The idea was to retain the brand aesthetics without diluting its heritage. "We had a certain brand pedigree, so we couldn't be too modern, and the question was how to retain the legacy and build on that," explains Sitaram. The company hired Som Sengupta of Zeppelin Design and Environment for the makeover.

The more radical element of the exercise was creating the look and feel of the kiosks on modern high-street lines. The "old-school" values were conveyed through random knick-knacks scattered in the kiosks like an old-style telephone instrument and a Minolta camera but also more subliminally through small but significant tweaks to the packaging and logo design.

The old, squat Delhi Milk Supply bottle acquired a sleeker line. The cursive flourish and font of the original logo were retained but the term "Since 1925" was added at the top, the tagline "The Original Milkshake" appeared at the bottom, and the outline of a milk bottle was placed within the logo. Heritage is the lynchpin of the Keventers branding strategy in a business in which the entry barriers to competition are extremely low.

That is why the milk bottle lies at the heart of the new Keventers' brand values. "We're trying to make the bottle a collector's item," says Dalmia. A smaller 300 ml size will shortly be added to the current 500 ml standard. With the youth as the primary target, social media remains the preferred mode of communication but newspaper and billboard advertising is also being considered. Serving at weddings and events is part of the branding exercise and that business now accounts for about 10 per cent of revenues. The partners are also working on adding newer, contemporary flavours to the classic four of vanilla, strawberry, butterscotch and chocolate.

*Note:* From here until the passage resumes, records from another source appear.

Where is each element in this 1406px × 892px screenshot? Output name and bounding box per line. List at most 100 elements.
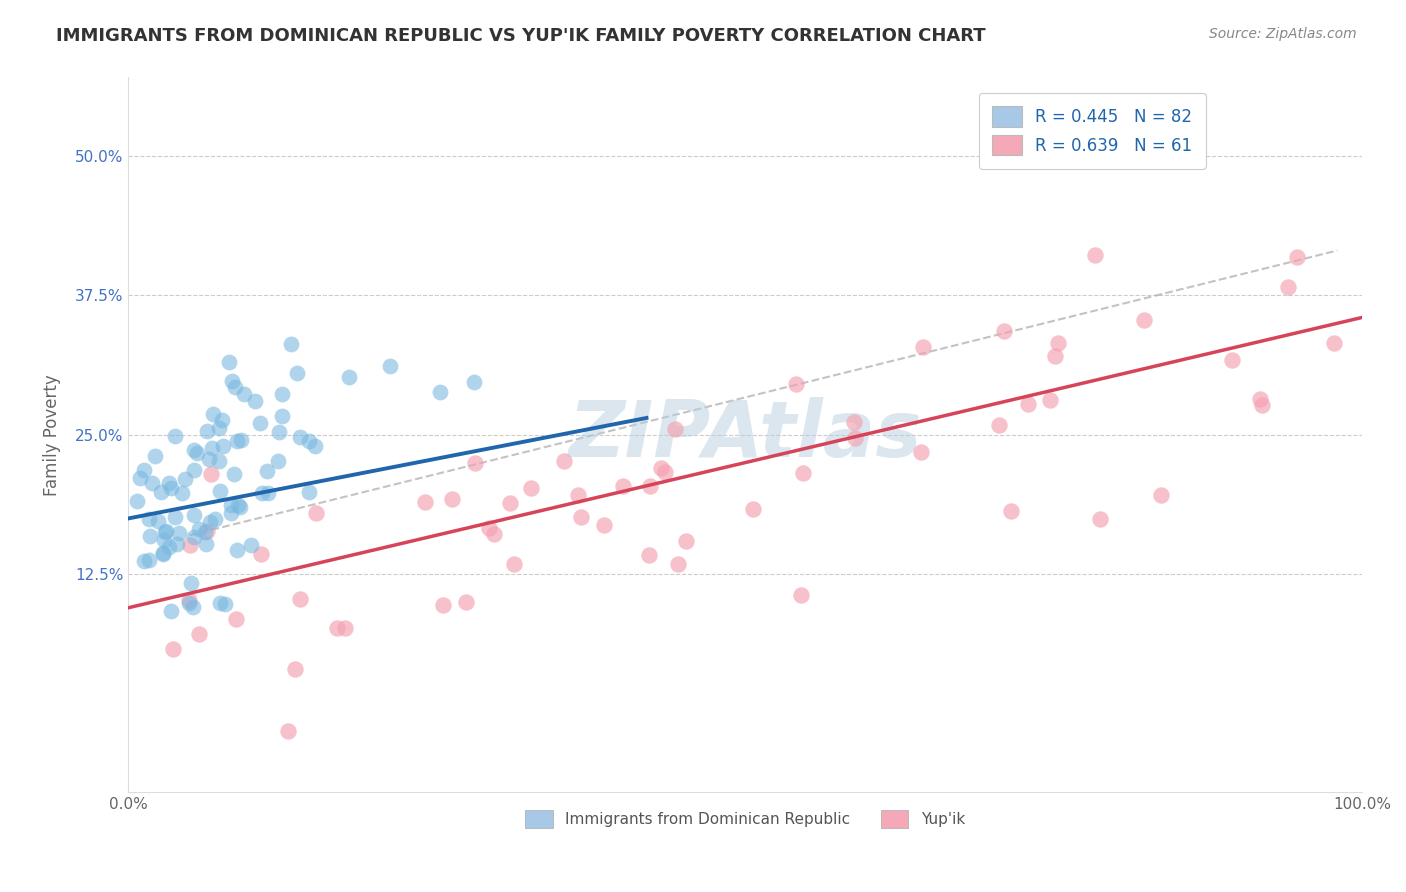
Point [256,464,278,478]
Point [183,530,205,544]
Point [194,537,217,551]
Point [304,439,326,453]
Point [197,452,219,467]
Point [250,547,273,561]
Point [326,621,349,635]
Point [1043,349,1066,363]
Point [160,604,183,618]
Point [198,515,221,529]
Point [208,453,231,467]
Point [179,593,201,607]
Point [993,324,1015,338]
Point [277,723,299,738]
Point [567,488,589,502]
Point [1285,250,1308,264]
Point [280,337,302,351]
Point [335,621,357,635]
Point [1000,504,1022,518]
Point [186,445,208,459]
Point [654,466,676,480]
Point [211,413,233,427]
Point [243,394,266,409]
Point [482,527,505,541]
Point [298,434,321,449]
Point [267,425,290,439]
Point [153,524,176,539]
Point [226,498,249,512]
Point [152,545,174,559]
Point [239,538,262,552]
Point [166,537,188,551]
Point [202,408,225,422]
Point [290,591,312,606]
Point [222,467,245,481]
Point [195,524,218,538]
Point [638,479,661,493]
Point [288,430,311,444]
Legend: Immigrants from Dominican Republic, Yup'ik: Immigrants from Dominican Republic, Yup'… [519,804,972,834]
Point [143,449,166,463]
Point [910,445,932,459]
Point [204,512,226,526]
Point [174,472,197,486]
Point [612,478,634,492]
Point [432,598,454,612]
Point [519,481,541,495]
Point [208,420,231,434]
Point [152,547,174,561]
Point [180,576,202,591]
Point [163,509,186,524]
Point [298,484,321,499]
Point [208,483,231,498]
Point [157,475,180,490]
Point [664,422,686,436]
Point [593,517,616,532]
Point [149,484,172,499]
Text: IMMIGRANTS FROM DOMINICAN REPUBLIC VS YUP'IK FAMILY POVERTY CORRELATION CHART: IMMIGRANTS FROM DOMINICAN REPUBLIC VS YU… [56,27,986,45]
Point [569,510,592,524]
Point [228,500,250,514]
Point [138,553,160,567]
Point [162,642,184,657]
Point [666,558,689,572]
Y-axis label: Family Poverty: Family Poverty [44,374,60,496]
Point [378,359,401,373]
Point [987,418,1010,433]
Point [163,429,186,443]
Point [132,463,155,477]
Point [790,588,813,602]
Point [271,386,294,401]
Point [208,596,231,610]
Point [195,424,218,438]
Point [188,627,211,641]
Point [167,526,190,541]
Point [211,439,233,453]
Point [305,506,328,520]
Point [187,522,209,536]
Point [250,485,273,500]
Point [284,662,307,676]
Point [285,366,308,380]
Point [1220,353,1243,368]
Point [413,494,436,508]
Point [219,506,242,520]
Point [1039,392,1062,407]
Point [224,380,246,394]
Point [193,524,215,539]
Point [502,557,524,571]
Point [183,463,205,477]
Point [221,374,243,388]
Point [1323,335,1346,350]
Point [214,597,236,611]
Point [218,355,240,369]
Point [429,385,451,400]
Point [1149,488,1171,502]
Point [225,612,247,626]
Point [1249,392,1271,407]
Point [139,529,162,543]
Point [912,340,935,354]
Point [257,486,280,500]
Point [742,502,765,516]
Point [183,443,205,458]
Point [478,521,501,535]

Currently, Super Milk has five operational kiosks and another six are coming up under a franchisee model, including at the giant Epicuria food mall in Nehru Place. Over this year, it aims to open 35-40 outlets, including in Jaipur and Hyderabad.

Arora explains that the franchise model, which started this year, is extremely scalable, requiring the franchisee to have 100-120 square feet of space and involving a modest cost of Rs 18-19 lakh (including a one-time fee of Rs 4.5 lakh). If the location is right, it is possible to break even in six months. Super Milk provides the vendor management service - staff hiring and training and marketing support. Right now, the promoters say they are flooded with requests and are exploring options outside India too, Kenya and Indonesia being immediate options. In a sense, Keventers is milking the opportunities of globalisation too.